Kehendak untuk kebebasan itu sendiri, oleh Erich Fromm telah dijadikan sebagai motif yang mendasari segala perilaku manusia. Sebagai salah seorang pakar psikologi paling berpengaruh dia abad XX, Fromm mendasarkan ide tentang kebebasan sebagai bentuk usaha, karena sejak dilahirkan, manusia telah terkekang dengan berbagai kebutuhan fisiologis dan sosial. Bertolak dari itulah itulah Fromm mengawinkan pandangan Sigmund Freud (materialis determinis) dan Karl Marx (materialis dialektis) untuk kemudian merumuskan ide tentang kebebasannya.
Freud mengemukakan ide bawasannya manusia bukanlah makhuk yang bebas. Karakter seseorang sangat ditentukan oleh peristiwa – peristiwa masa lalu yang secara psikologis sangat mempengaruhi pembentukan karakter, terutama pada masa perkembangan determinis atau secara umum lebih dikenal sebagai periode golden age. Saking determinannya usia golden age ini, hingga Freud pernah berujar bahwa “Apa yang terjadi dengan anda hari ini, akan menentukan siapa anda di masa depan”.

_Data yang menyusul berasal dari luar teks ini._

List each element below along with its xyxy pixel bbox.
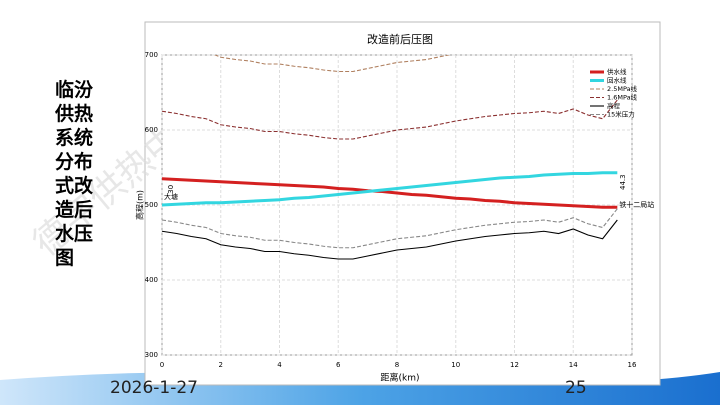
y-tick-label: 500: [145, 201, 158, 209]
series-line: [162, 177, 618, 209]
series-line: [162, 219, 618, 260]
annotation: 44.3: [619, 174, 627, 190]
annotation: 大塘: [164, 192, 178, 201]
legend-label: 回水线: [607, 76, 627, 85]
series-line: [213, 55, 452, 73]
x-tick-label: 2: [219, 361, 223, 369]
series-line: [162, 99, 618, 140]
legend-label: 15米压力: [607, 110, 635, 119]
x-tick-label: 6: [336, 361, 341, 369]
page-number: 25: [565, 378, 587, 398]
x-tick-label: 0: [160, 361, 164, 369]
x-tick-label: 8: [395, 361, 399, 369]
annotation: 铁十二局站: [619, 200, 654, 209]
chart-title: 改造前后压图: [367, 32, 433, 46]
y-tick-label: 400: [145, 276, 158, 284]
x-axis-label: 距离(km): [380, 372, 419, 384]
x-tick-label: 14: [569, 361, 578, 369]
x-tick-label: 10: [451, 361, 460, 369]
x-tick-label: 12: [510, 361, 519, 369]
x-tick-label: 4: [277, 361, 282, 369]
legend-label: 2.5MPa线: [607, 84, 638, 93]
y-axis-label: 高程(m): [135, 190, 145, 220]
legend-label: 高程: [607, 101, 621, 110]
date: 2026-1-27: [110, 378, 198, 398]
legend-label: 1.6MPa线: [607, 93, 638, 102]
series-group: [162, 55, 618, 260]
slide-title: 临汾供热系统分布式改造后水压图: [55, 79, 94, 269]
series-line: [162, 171, 618, 207]
x-tick-label: 16: [628, 361, 637, 369]
y-tick-label: 600: [145, 126, 158, 134]
legend-label: 供水线: [607, 67, 627, 76]
annotation: 30: [167, 185, 175, 194]
y-tick-label: 700: [145, 51, 158, 59]
series-line: [162, 208, 618, 249]
y-tick-label: 300: [145, 351, 158, 359]
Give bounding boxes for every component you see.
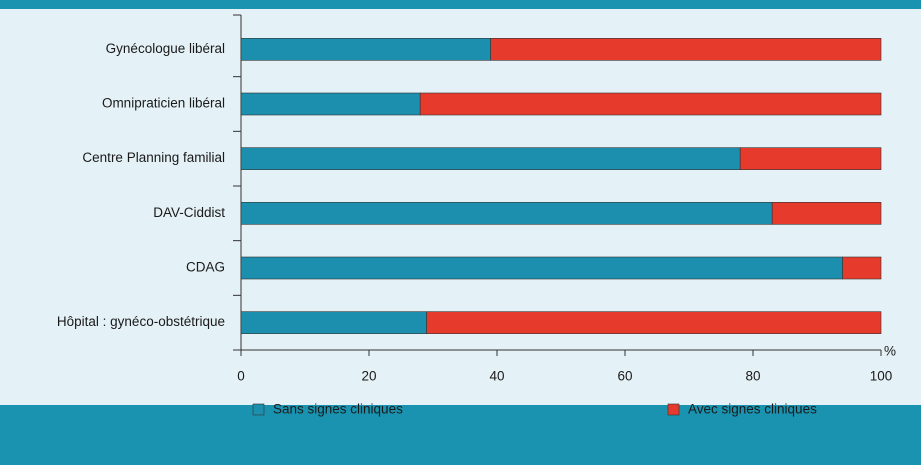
y-tick-label: CDAG	[186, 260, 225, 275]
legend-label: Avec signes cliniques	[688, 402, 817, 417]
legend-label: Sans signes cliniques	[273, 402, 403, 417]
x-tick-label: 20	[361, 369, 376, 384]
legend-swatch	[252, 403, 265, 416]
bar-segment	[771, 202, 882, 225]
legend-swatch	[667, 403, 680, 416]
bar-segment	[240, 311, 427, 334]
y-tick-label: Hôpital : gynéco-obstétrique	[57, 314, 225, 329]
bar-segment	[240, 202, 773, 225]
bar-segment	[240, 256, 843, 280]
y-tick-label: Centre Planning familial	[82, 150, 225, 165]
bar-segment	[426, 311, 882, 334]
y-tick-label: Omnipraticien libéral	[102, 96, 225, 111]
bar-segment	[842, 256, 882, 280]
bar-segment	[240, 92, 421, 116]
bar-segment	[240, 147, 741, 170]
x-unit: %	[884, 344, 896, 359]
bar-segment	[419, 92, 882, 116]
top-band	[0, 0, 921, 9]
y-tick-label: Gynécologue libéral	[106, 41, 225, 56]
x-tick-label: 100	[870, 369, 893, 384]
bar-segment	[490, 38, 882, 61]
bar-segment	[739, 147, 882, 170]
y-tick-label: DAV-Ciddist	[153, 205, 225, 220]
bar-segment	[240, 38, 491, 61]
x-tick-label: 0	[237, 369, 245, 384]
x-tick-label: 80	[745, 369, 760, 384]
x-tick-label: 60	[617, 369, 632, 384]
bottom-band	[0, 405, 921, 465]
x-tick-label: 40	[489, 369, 504, 384]
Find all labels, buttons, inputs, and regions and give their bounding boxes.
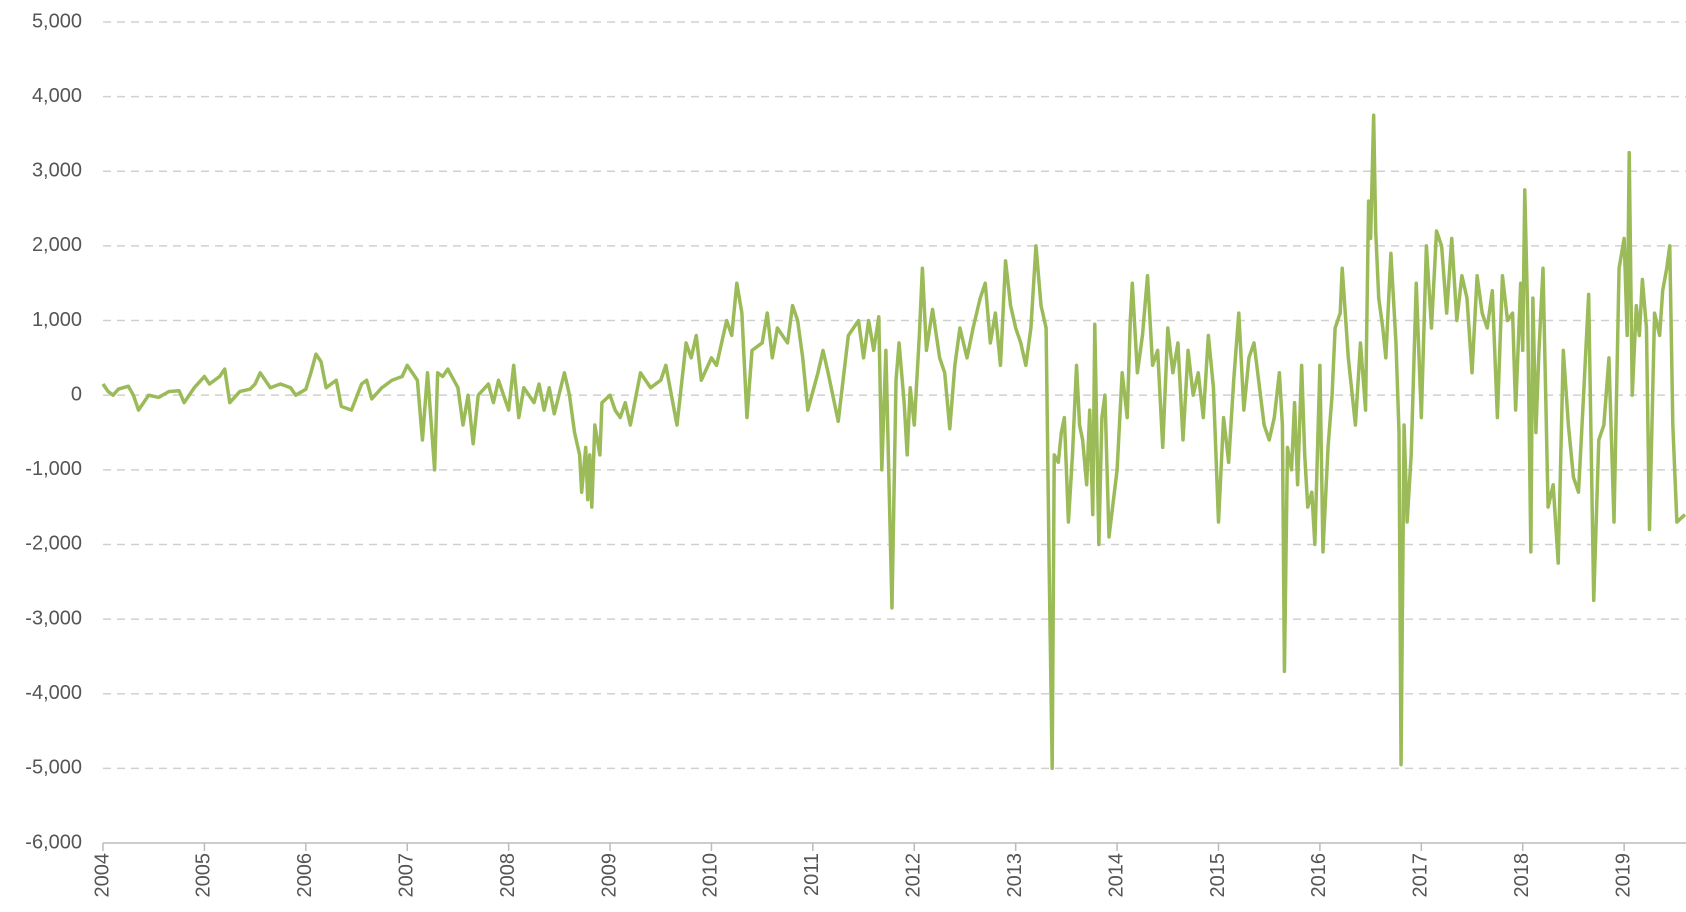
x-tick-label: 2010 [700,853,722,898]
y-tick-label: 2,000 [32,234,82,256]
y-tick-label: 3,000 [32,160,82,182]
x-tick-label: 2017 [1410,853,1432,898]
x-tick-label: 2007 [396,853,418,898]
x-tick-label: 2006 [294,853,316,898]
x-tick-label: 2016 [1308,853,1330,898]
y-tick-label: -1,000 [25,458,82,480]
y-tick-label: 4,000 [32,85,82,107]
x-tick-label: 2009 [598,853,620,898]
x-tick-label: 2012 [903,853,925,898]
x-tick-label: 2005 [193,853,215,898]
x-tick-label: 2013 [1004,853,1026,898]
x-tick-label: 2004 [91,853,113,898]
x-tick-label: 2011 [801,853,823,896]
x-tick-label: 2008 [497,853,519,898]
y-tick-label: 1,000 [32,309,82,331]
x-tick-label: 2019 [1612,853,1634,898]
y-tick-label: -5,000 [25,757,82,779]
y-tick-label: 5,000 [32,10,82,32]
y-tick-label: -6,000 [25,831,82,853]
data-line [101,113,1686,771]
x-tick-label: 2015 [1207,853,1229,898]
y-tick-label: -4,000 [25,682,82,704]
y-tick-label: 0 [71,383,82,405]
y-tick-label: -2,000 [25,533,82,555]
x-tick-label: 2018 [1511,853,1533,898]
x-tick-label: 2014 [1105,853,1127,898]
y-tick-label: -3,000 [25,607,82,629]
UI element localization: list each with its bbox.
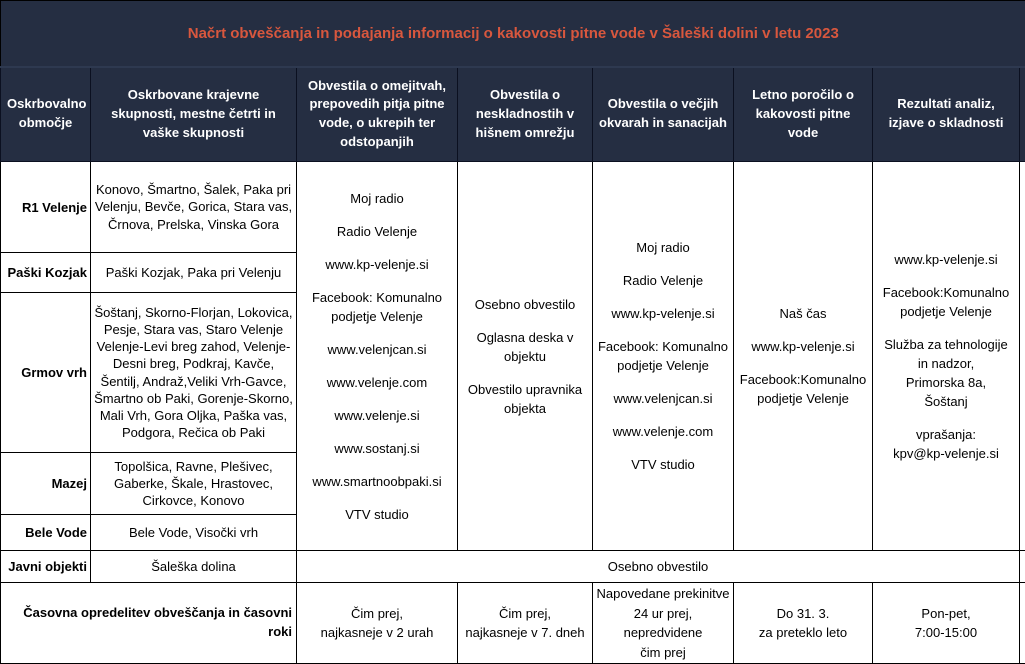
channel-noncompliance-list: Osebno obvestilo Oglasna deska v objektu O… xyxy=(458,162,593,551)
col-header-supply-area: Oskrbovalno območje xyxy=(1,67,91,162)
list-item: Facebook: Komunalno podjetje Velenje xyxy=(301,288,453,326)
page-title: Načrt obveščanja in podajanja informacij… xyxy=(1,1,1025,67)
list-item: www.velenje.com xyxy=(597,422,729,441)
list-item: vprašanja: kpv@kp-velenje.si xyxy=(877,425,1015,463)
col-header-noncompliance: Obvestila o neskladnostih v hišnem omrež… xyxy=(458,67,593,162)
timing-noncompliance: Čim prej, najkasneje v 7. dneh xyxy=(458,583,593,664)
settlements-grmov-vrh: Šoštanj, Skorno-Florjan, Lokovica, Pesje… xyxy=(91,293,297,453)
public-objects-row: Javni objekti Šaleška dolina Osebno obve… xyxy=(1,551,1025,583)
area-bele-vode: Bele Vode xyxy=(1,515,91,551)
timing-restrictions: Čim prej, najkasneje v 2 urah xyxy=(297,583,458,664)
col-header-communities: Oskrbovane krajevne skupnosti, mestne če… xyxy=(91,67,297,162)
area-r1-velenje: R1 Velenje xyxy=(1,162,91,253)
list-item: www.smartnoobpaki.si xyxy=(301,472,453,491)
timing-outages: Napovedane prekinitve 24 ur prej, nepred… xyxy=(593,583,734,664)
list-item: www.kp-velenje.si xyxy=(738,337,868,356)
list-item: VTV studio xyxy=(301,505,453,524)
list-item: www.velenje.si xyxy=(301,406,453,425)
col-header-restrictions: Obvestila o omejitvah, prepovedih pitja … xyxy=(297,67,458,162)
list-item: www.kp-velenje.si xyxy=(301,255,453,274)
list-item: Moj radio xyxy=(597,238,729,257)
settlements-paski-kozjak: Paški Kozjak, Paka pri Velenju xyxy=(91,253,297,293)
timing-annual-report: Do 31. 3. za preteklo leto xyxy=(734,583,873,664)
list-item: Osebno obvestilo xyxy=(462,295,588,314)
list-item: www.velenje.com xyxy=(301,373,453,392)
table-row: R1 Velenje Konovo, Šmartno, Šalek, Paka … xyxy=(1,162,1025,253)
list-item: Obvestilo upravnika objekta xyxy=(462,380,588,418)
cutoff-column-cell xyxy=(1020,162,1025,551)
list-item: Radio Velenje xyxy=(597,271,729,290)
list-item: Služba za tehnologije in nadzor, Primors… xyxy=(877,335,1015,411)
list-item: Facebook:Komunalno podjetje Velenje xyxy=(877,283,1015,321)
column-header-row: Oskrbovalno območje Oskrbovane krajevne … xyxy=(1,67,1025,162)
timing-label: Časovna opredelitev obveščanja in časovn… xyxy=(1,583,297,664)
list-item: www.kp-velenje.si xyxy=(597,304,729,323)
col-header-outages: Obvestila o večjih okvarah in sanacijah xyxy=(593,67,734,162)
area-javni-objekti: Javni objekti xyxy=(1,551,91,583)
timing-results: Pon-pet, 7:00-15:00 xyxy=(873,583,1020,664)
area-paski-kozjak: Paški Kozjak xyxy=(1,253,91,293)
list-item: Oglasna deska v objektu xyxy=(462,328,588,366)
list-item: Moj radio xyxy=(301,189,453,208)
title-row: Načrt obveščanja in podajanja informacij… xyxy=(1,1,1025,67)
list-item: www.velenjcan.si xyxy=(301,340,453,359)
list-item: www.kp-velenje.si xyxy=(877,250,1015,269)
settlements-bele-vode: Bele Vode, Visočki vrh xyxy=(91,515,297,551)
cutoff-column-cell xyxy=(1020,583,1025,664)
settlements-mazej: Topolšica, Ravne, Plešivec, Gaberke, Ška… xyxy=(91,453,297,515)
list-item: Facebook: Komunalno podjetje Velenje xyxy=(597,337,729,375)
area-mazej: Mazej xyxy=(1,453,91,515)
area-grmov-vrh: Grmov vrh xyxy=(1,293,91,453)
channel-results-list: www.kp-velenje.si Facebook:Komunalno podj… xyxy=(873,162,1020,551)
col-header-analysis-results: Rezultati analiz, izjave o skladnosti xyxy=(873,67,1020,162)
list-item: VTV studio xyxy=(597,455,729,474)
list-item: Naš čas xyxy=(738,304,868,323)
settlements-javni-objekti: Šaleška dolina xyxy=(91,551,297,583)
list-item: Radio Velenje xyxy=(301,222,453,241)
list-item: www.sostanj.si xyxy=(301,439,453,458)
channel-outages-list: Moj radio Radio Velenje www.kp-velenje.si F… xyxy=(593,162,734,551)
col-header-annual-report: Letno poročilo o kakovosti pitne vode xyxy=(734,67,873,162)
channel-annual-report-list: Naš čas www.kp-velenje.si Facebook:Komunal… xyxy=(734,162,873,551)
channel-restrictions-list: Moj radio Radio Velenje www.kp-velenje.si F… xyxy=(297,162,458,551)
cutoff-column-cell xyxy=(1020,551,1025,583)
settlements-r1-velenje: Konovo, Šmartno, Šalek, Paka pri Velenju… xyxy=(91,162,297,253)
public-objects-note: Osebno obvestilo xyxy=(297,551,1020,583)
list-item: www.velenjcan.si xyxy=(597,389,729,408)
cutoff-column-header xyxy=(1020,67,1025,162)
list-item: Facebook:Komunalno podjetje Velenje xyxy=(738,370,868,408)
timing-row: Časovna opredelitev obveščanja in časovn… xyxy=(1,583,1025,664)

Tidak hanya itu, menurut Freud Insting juga factor yang sangat determinan. Insting, sebagai sumber energi psikis, secara kuantitatif mengumpulkan ketidak seimbangan pada proses fisiologis (haus, lapar, sex, istirahat/ weteng lang ngisore weteng) untuk kemudian diubah menjaadi energi psikis. Energi ini digunakan sebagai “bahan bakar” untuk memenuhi dorongan – dorongan fisiologis tadi dan menyingkirkan hal – hal penghalang dalam usaha pemenuhan kebutuhan tersebut. Oleh karena itu, Para kritikus Freud (kiri Freud) memandang teorinya sebagai materialis-determinis.

Sementara itu, Marx, menjadi inspirator lainnya, mengemukakan determinisme sosial sebagai pembatas gerak manusia. Apa dan bagaimana seseorang, merupakan refleksi dari masyarakat tempatnya hidup dan berkembang. Pada abad pertengahan manusia menyandarkan hidup pada rantai eksistensi. Di zaman itu, anak petani akan melanjutkan takdirnya dengan menjadi seorang petani (seperti orang tuanya). Juga, jika ayahnya adalah raja, maka kelak dia akan menjadi penerus tahta kerajaan. Perempuan juga tidak luput dari rantai eksistensi. Pada abad pertengahan ini, peran bagi seorang perempuan sangatlah terbatas.
Betapa menyesakkan melihat kembali kehidupan pada abad pertengahan yang sederhana tapi berat seperti ini. Belum lagi kedatangan modernisasi yang lebih banyak mengartikan manusia sebagai konsumen dan pekerja. Ini menggambarkan bahwasannya manusia tidak bisa lepas dari struktur-struktur sosial masyarakatnya.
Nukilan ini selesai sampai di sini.